Nevada Revised Statutes Chapter 116 states that "in the performance of their duties, the officers and members of the executive board are fiduciaries . . . and are required to exercise the ordinary and reasonable care of directors of a corporation, subject to the business judgment rule." Further, Nevada Revised Statutes Chapter 82.221 provides that "Directors and officers shall exercise their powers in good faith and with a view to the interests of the corporation." The California Court of Appeals explained that a Board members' fiduciary duties "take on a greater magnitude in view of the mandatory association membership required of the homeowner." The Court, in that case, concluded that the board breached their fiduciary duty of acting in good faith because the Board failed to exercise their supervisory and managerial responsibilities.

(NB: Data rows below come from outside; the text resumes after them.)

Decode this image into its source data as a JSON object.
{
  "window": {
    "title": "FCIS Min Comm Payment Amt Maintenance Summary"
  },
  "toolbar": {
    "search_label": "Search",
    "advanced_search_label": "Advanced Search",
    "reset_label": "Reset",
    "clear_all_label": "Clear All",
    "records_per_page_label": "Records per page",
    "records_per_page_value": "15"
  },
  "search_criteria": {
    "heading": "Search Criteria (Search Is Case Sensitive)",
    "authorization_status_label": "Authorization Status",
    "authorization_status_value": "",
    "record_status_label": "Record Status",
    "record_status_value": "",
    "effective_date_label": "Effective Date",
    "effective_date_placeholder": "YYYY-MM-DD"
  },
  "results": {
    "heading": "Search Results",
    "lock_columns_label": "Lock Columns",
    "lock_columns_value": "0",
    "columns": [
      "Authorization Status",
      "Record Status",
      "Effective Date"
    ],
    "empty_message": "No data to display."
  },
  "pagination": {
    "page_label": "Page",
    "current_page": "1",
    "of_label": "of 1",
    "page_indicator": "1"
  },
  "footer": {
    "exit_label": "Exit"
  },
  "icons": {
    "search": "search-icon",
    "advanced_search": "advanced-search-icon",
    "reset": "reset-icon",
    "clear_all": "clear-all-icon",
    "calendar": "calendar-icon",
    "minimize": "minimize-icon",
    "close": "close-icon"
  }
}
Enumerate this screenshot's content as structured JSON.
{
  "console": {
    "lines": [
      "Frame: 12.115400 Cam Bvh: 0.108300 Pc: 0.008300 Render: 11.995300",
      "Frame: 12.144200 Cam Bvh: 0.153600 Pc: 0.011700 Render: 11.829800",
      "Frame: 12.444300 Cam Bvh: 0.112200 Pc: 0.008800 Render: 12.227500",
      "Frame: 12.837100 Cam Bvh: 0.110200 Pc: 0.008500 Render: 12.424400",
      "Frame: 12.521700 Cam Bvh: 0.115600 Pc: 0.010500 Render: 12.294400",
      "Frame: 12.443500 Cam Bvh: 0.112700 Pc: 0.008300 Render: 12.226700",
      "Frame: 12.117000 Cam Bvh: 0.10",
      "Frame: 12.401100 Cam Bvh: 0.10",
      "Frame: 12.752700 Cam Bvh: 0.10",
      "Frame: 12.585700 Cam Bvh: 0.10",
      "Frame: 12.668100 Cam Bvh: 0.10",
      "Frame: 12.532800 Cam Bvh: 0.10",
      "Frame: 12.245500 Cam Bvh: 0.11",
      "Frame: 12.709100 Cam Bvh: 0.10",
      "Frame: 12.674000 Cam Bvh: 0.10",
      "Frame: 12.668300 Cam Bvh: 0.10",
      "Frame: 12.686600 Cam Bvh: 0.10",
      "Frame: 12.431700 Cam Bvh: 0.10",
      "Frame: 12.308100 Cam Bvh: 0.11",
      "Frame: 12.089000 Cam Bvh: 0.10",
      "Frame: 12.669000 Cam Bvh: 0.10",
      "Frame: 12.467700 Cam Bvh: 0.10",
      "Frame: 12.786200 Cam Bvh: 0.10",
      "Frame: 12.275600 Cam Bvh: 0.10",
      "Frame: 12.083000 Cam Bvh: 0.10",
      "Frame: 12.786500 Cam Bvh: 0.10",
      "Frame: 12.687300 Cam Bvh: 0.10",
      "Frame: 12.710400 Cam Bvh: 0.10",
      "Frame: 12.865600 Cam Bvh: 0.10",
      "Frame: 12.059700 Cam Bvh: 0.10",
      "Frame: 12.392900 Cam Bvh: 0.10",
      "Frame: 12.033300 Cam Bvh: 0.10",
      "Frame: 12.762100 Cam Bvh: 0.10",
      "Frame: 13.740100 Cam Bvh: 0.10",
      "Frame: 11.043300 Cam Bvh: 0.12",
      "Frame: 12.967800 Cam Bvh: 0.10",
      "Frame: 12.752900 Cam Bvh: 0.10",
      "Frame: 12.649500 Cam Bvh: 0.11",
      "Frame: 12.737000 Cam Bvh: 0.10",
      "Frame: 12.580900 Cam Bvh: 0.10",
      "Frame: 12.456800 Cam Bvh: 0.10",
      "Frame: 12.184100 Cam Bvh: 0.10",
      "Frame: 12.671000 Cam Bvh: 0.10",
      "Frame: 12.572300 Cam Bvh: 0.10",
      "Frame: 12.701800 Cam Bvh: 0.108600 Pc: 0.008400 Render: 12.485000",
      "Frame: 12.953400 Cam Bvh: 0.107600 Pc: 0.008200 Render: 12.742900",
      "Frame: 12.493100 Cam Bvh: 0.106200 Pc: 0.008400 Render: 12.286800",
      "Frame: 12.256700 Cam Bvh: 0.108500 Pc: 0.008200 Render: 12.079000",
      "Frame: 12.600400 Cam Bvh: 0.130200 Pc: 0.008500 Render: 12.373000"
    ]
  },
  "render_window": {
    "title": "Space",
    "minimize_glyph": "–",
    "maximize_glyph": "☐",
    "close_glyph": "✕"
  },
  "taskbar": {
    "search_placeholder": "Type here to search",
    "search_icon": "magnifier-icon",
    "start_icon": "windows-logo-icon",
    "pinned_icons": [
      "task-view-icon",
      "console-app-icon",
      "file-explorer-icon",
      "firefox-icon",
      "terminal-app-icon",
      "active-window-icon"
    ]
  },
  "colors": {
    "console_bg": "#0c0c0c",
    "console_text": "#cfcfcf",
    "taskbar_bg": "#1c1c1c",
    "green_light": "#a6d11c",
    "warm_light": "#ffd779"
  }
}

How can a Board member protect himself or herself from liability? Rely on experts! Nevada Revised Statutes Section 82.221(2), which applies to non-profit corporations, states that in performing their respective duties, directors and officers are entitled to rely on information and opinions provided by experts. In the case of Carney v. Donley , certain Board members were sued individually. The Court of Appeals held that the board did not breach its fiduciary duty because the board sought and relied on legal advice and there was no evidence to establish that the board acted unreasonably or failed to exercise properly its business judgment.

A Board will generally be shielded from legal liability where the Board (1) acts upon reasonable investigation, (2) exercises basic duties of good management, and (3) relies on legal advice.